As for potential slicer activity, both Cr-AGO2 and 3 possess identical catalytic tetrad residues (DEDD) required for slicer activity in the PIWI domain as At-AGO1 and HS-AGO2 (Fig. 1d)33,36. The conservation of these residues implies a potential ability for slicing activity for Cr-AGO2 and 3 as previously suggested37. However, the slicing activity could also be dependent on coordination with the N-terminal domain, as described for metazoan AGOs13,14,15,38. In Cr-AGO1, the corresponding tetrad residues are DDDD, instead of DEDD. As the difference is a conservative change between two negatively charged residues (glutamic acid to aspartic acid), it is likely that Cr-AGO1 also has potential slicing activity.

Cr-AGO2 and 3, but not Cr-AGO1 possess the hydrophobic pockets required for interaction with tryptophan-containing proteins such as GW-182 and silencing suppressors such as P38 of Turnip crinkle virus39 (Fig. 1e and Supplementary Fig. 1c). This feature suggests both Cr-AGO2 and 3 have the potential to recruit tryptophan-containing partners to modulate their silencing activities.

Glycine-Arginine (GR)-enriched regions in Cr-AGOs and their prevalence in other eukaryotic AGO proteins

The sequences of all three AGOs have a predicted unstructured N-terminal extension of the N-domain. This domain is enriched in glycine and arginine (GR) residues that are involved in protein-RNA interactions due to the positively charged arginine residues40,41. Cr-AGO1 has a shorter GR-rich stretch of 22 amino acids (aa), while in Cr-AGO2 and Cr-AGO3 this region spans more than half the N-terminal extension of the canonical N-domain. In addition, another GR-rich stretch of ~20 amino acid is found within the canonical N-terminal domain of both Cr-AGO2 and Cr-AGO3 (Fig. 1a and Supplementary Fig. 1a).

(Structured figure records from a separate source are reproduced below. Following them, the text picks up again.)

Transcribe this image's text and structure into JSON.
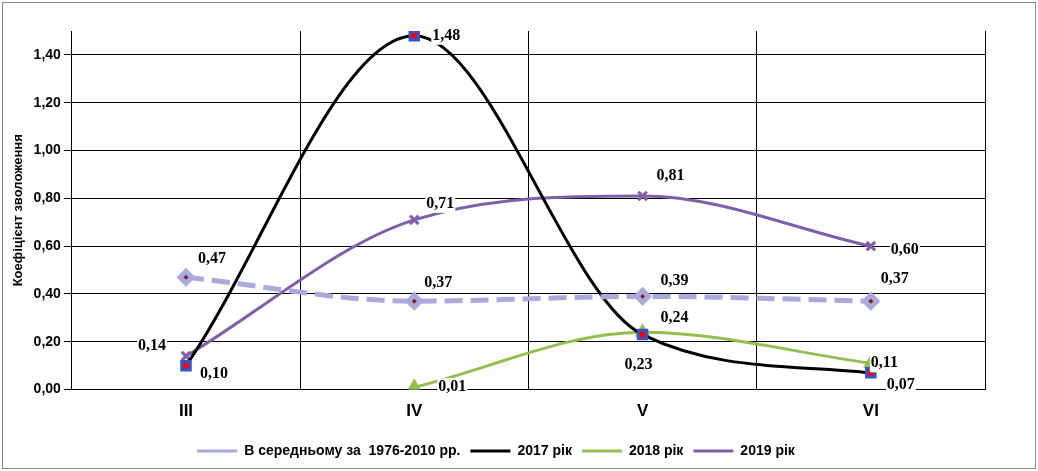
{
  "chart_data": {
    "type": "line",
    "ylabel": "Коефіцієнт зволоження",
    "categories": [
      "III",
      "IV",
      "V",
      "VI"
    ],
    "ylim": [
      0,
      1.5
    ],
    "yticks": [
      {
        "value": 0,
        "label": "0,00"
      },
      {
        "value": 0.2,
        "label": "0,20"
      },
      {
        "value": 0.4,
        "label": "0,40"
      },
      {
        "value": 0.6,
        "label": "0,60"
      },
      {
        "value": 0.8,
        "label": "0,80"
      },
      {
        "value": 1.0,
        "label": "1,00"
      },
      {
        "value": 1.2,
        "label": "1,20"
      },
      {
        "value": 1.4,
        "label": "1,40"
      }
    ],
    "grid": true,
    "legend": "bottom",
    "series": [
      {
        "name": "В середньому за  1976-2010 рр.",
        "color": "#a9a9dc",
        "marker": "diamond",
        "line_style": "dashed",
        "values": [
          0.47,
          0.37,
          0.39,
          0.37
        ],
        "value_labels": [
          "0,47",
          "0,37",
          "0,39",
          "0,37"
        ]
      },
      {
        "name": "2017 рік",
        "color": "#000000",
        "marker": "square",
        "line_style": "solid",
        "values": [
          0.1,
          1.48,
          0.23,
          0.07
        ],
        "value_labels": [
          "0,10",
          "1,48",
          "0,23",
          "0,07"
        ]
      },
      {
        "name": "2018 рік",
        "color": "#92c050",
        "marker": "triangle",
        "line_style": "solid",
        "values": [
          null,
          0.01,
          0.24,
          0.11
        ],
        "value_labels": [
          null,
          "0,01",
          "0,24",
          "0,11"
        ]
      },
      {
        "name": "2019 рік",
        "color": "#7f5fa8",
        "marker": "cross",
        "line_style": "solid",
        "values": [
          0.14,
          0.71,
          0.81,
          0.6
        ],
        "value_labels": [
          "0,14",
          "0,71",
          "0,81",
          "0,60"
        ]
      }
    ]
  }
}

It is likely Cr-AGO2 and 3 have similar functions due to their high degree of homology (89% aa identity to each other)37,42 while Cr-AGO1 is distinct from Cr-AGO2 and Cr-AGO3 (35% aa identity to both Cr-AGO2 and Cr-AGO3). Based on the domains defined by threading, the non-conservative differences between Cr-AGO2 and Cr-AGO3 are within the unstructured GR-N, the canonical N-terminal domain and the MID domain. Most differences within the GR-N are either insertion/deletions of runs of glycine (see Supplementary Fig. 1e for both conservative and non-conservative differences and Supplementary Fig. 1f for alignment of Cr-AGO2 and Cr-AGO3).

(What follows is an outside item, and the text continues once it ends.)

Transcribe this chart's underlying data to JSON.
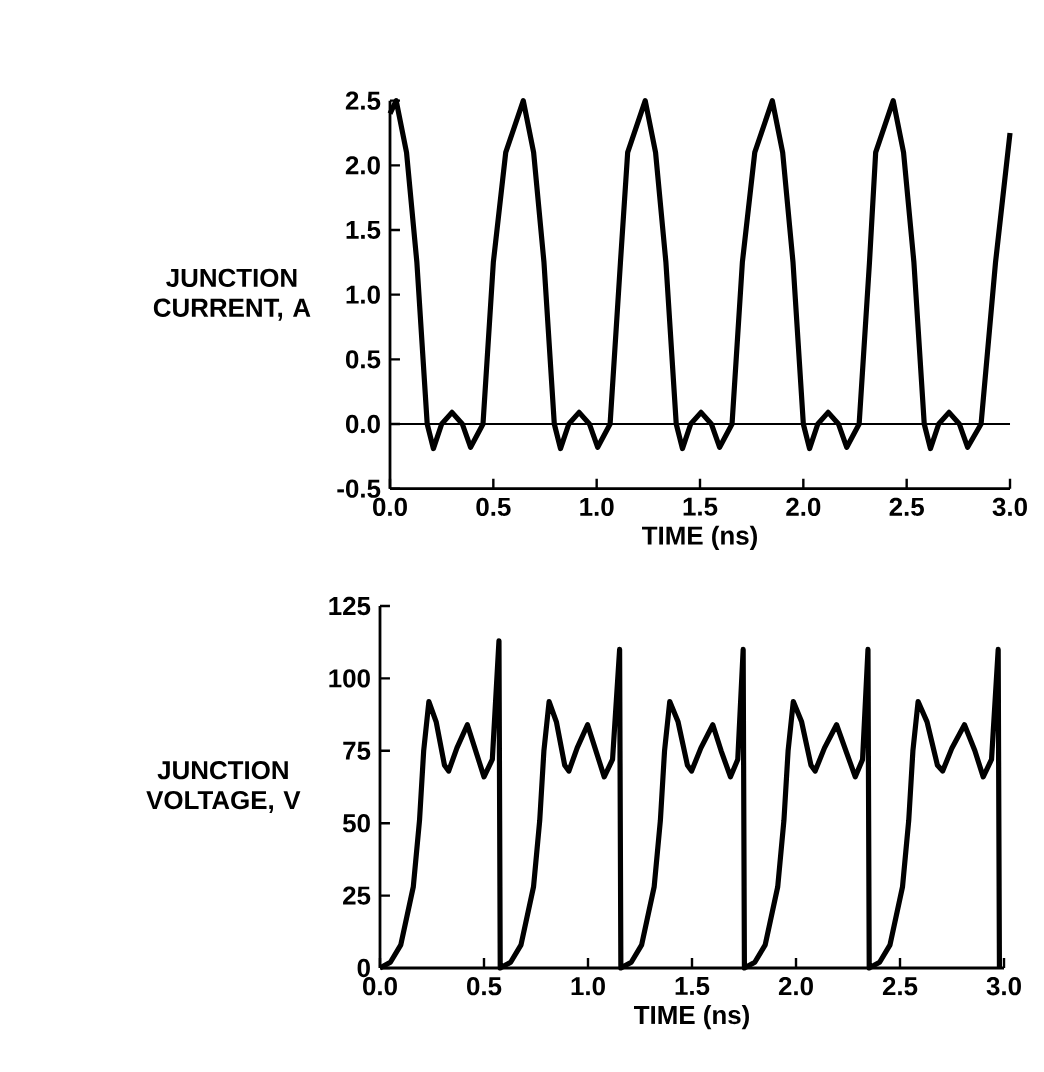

Our recent work using Ago3 and Dcl3 mutants demonstrated that endogenous C. reinhartdii miRNA primarily represses endogenous gene expression by targeting coding regions (CDSs) instead of 3′UTRs as in metazoan systems1. Therefore, we hypothesize that this CDS- specific process is dependent on an interaction of Cr-AGO3 with the ribosome via the GR-N extension40,43,44. The loss of the interaction between the polysome and trypanosome AGO1 by mutagenesis of the GR-N3 supports this model. It is possible that other AGO proteins with GR-N extension in higher plants, protozoa, and most fungi may also target coding sequence motifs in mRNAs.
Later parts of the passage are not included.